TransUnion had a plan. In early 2020, the company began work in earnest to accelerate technology modernization through Project Rise, a multiyear technology standardization plan with a hybrid and public cloud migration component.
The goal was to save $20 million to $30 million each year starting in 2023, upskilling the technology workforce and giving a boost to product development along the way, according to the company Q4 2020 earnings released in February.
While the project preceded the pandemic, it took on a new sense of urgency. The cloud was a foundation for digital experience. The consumer credit reporting agency has roughly 4,000 technologists among its 8,500 employees who are focused on acquiring, processing and managing petabytes of data to derive algorithms and predictions, according to Abhi Dhar, EVP, chief information and technology officer at TransUnion.
"We had to accelerate the digital employee experience because now it wasn't an imperative over the longer-term period — it was right now," said Dhar, speaking on a panel of CIOs at the virtual Gartner IT Symposium/Xpo last week.
Inspired by flexibility, talent has the power in the job market to shift roles at will, buoyed by the incentives companies use to attract candidates, from remote-friendly roles to pay bumps. Digital tools and a streamlined technology stack are no longer a nice-to-have — they're a recruiting tactic.
"After everybody realized that talent is no longer correlated to geography, we started recruiting everybody else," Dhar said.

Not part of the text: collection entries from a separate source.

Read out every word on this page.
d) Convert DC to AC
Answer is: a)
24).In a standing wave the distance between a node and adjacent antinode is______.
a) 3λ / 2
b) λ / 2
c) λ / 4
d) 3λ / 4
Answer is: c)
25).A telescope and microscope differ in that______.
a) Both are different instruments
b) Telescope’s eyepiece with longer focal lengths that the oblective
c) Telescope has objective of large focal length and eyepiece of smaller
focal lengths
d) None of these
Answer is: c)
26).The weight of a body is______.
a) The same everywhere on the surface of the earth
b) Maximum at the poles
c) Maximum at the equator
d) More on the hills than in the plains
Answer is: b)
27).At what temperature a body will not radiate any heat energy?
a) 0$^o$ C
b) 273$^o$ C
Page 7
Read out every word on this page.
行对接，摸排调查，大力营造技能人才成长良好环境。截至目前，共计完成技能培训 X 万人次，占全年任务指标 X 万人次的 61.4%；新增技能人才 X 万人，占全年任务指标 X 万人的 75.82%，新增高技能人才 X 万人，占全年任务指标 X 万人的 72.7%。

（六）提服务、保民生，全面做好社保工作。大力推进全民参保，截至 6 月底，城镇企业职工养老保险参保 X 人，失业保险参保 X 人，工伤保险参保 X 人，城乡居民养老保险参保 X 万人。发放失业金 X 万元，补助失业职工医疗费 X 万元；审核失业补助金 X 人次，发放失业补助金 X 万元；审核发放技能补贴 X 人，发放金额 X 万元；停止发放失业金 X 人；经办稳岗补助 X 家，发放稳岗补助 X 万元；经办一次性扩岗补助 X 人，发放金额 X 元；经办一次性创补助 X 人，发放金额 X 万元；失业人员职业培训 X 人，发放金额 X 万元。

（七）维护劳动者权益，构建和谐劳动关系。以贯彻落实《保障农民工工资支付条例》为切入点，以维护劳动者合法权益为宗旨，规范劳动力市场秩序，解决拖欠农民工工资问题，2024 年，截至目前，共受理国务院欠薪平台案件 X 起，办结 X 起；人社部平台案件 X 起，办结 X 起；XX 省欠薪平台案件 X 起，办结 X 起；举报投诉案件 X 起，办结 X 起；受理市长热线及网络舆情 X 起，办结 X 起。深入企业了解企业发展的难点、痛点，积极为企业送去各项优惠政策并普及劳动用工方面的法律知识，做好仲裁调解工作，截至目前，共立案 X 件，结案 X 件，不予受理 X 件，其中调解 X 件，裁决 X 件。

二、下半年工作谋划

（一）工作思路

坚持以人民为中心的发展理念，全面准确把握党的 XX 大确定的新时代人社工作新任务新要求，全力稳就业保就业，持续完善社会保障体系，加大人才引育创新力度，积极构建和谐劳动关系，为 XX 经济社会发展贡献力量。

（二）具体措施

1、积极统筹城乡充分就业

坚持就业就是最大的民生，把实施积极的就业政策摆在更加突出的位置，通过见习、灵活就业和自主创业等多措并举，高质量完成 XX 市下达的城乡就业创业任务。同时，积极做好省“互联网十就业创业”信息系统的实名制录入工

"If we don't have great digital employee experience anywhere our technologists work, we are at risk of losing that talent," he said. "How am I going to hire a person and not have them work on fully automated CI/CD pipelines, work from anywhere, deploy technologies on the cloud, and expect them to continue to work for us?"
The work left out
Not every role has the opportunity to work in a remote work or hybrid setting. The pandemic illustrated there are many positions — from doctors to grocery store workers or manufacturers — which aren't suited for digital-first settings.
"Sometimes when we're talking about the future of work and radical flexibility and all those types of things that we're seeing actually be part of the reformation of work, we sometimes forget about the frontline employees," said Chris Howard, VP and chief of research at Gartner Research, speaking on the panel.
To rethink how manufacturing floors can operate, L'Oreal Americas is testing the use of HoloLens in a few markets to pair frontline workers with remote experts to keep the equipment functional, according to Michael Kingston, chief information officer, L'Oreal Americas, speaking on the panel.
"Rather than making appointments and flying people in or waiting for them to come in and taking the line down for a day for that maintenance to happen, we can actually bring that process to wherever those experts are," Kingston said. "They can interface with the frontline workers in real time to check that the equipment is working and it's maintained and operating at optimal efficiency."
Howard is watching innovation in the space this year that creates a more human-centric design for frontline workers, from mixed reality to touchless or conversational interfaces.
"It's one of these areas where employee health and safety, reduction of travel expenses, and collaborative asset management come together out of necessity," Howard said. "The magic at this moment that we're in is, we learned some things and now we're enhancing where we go forward because we've learned those things."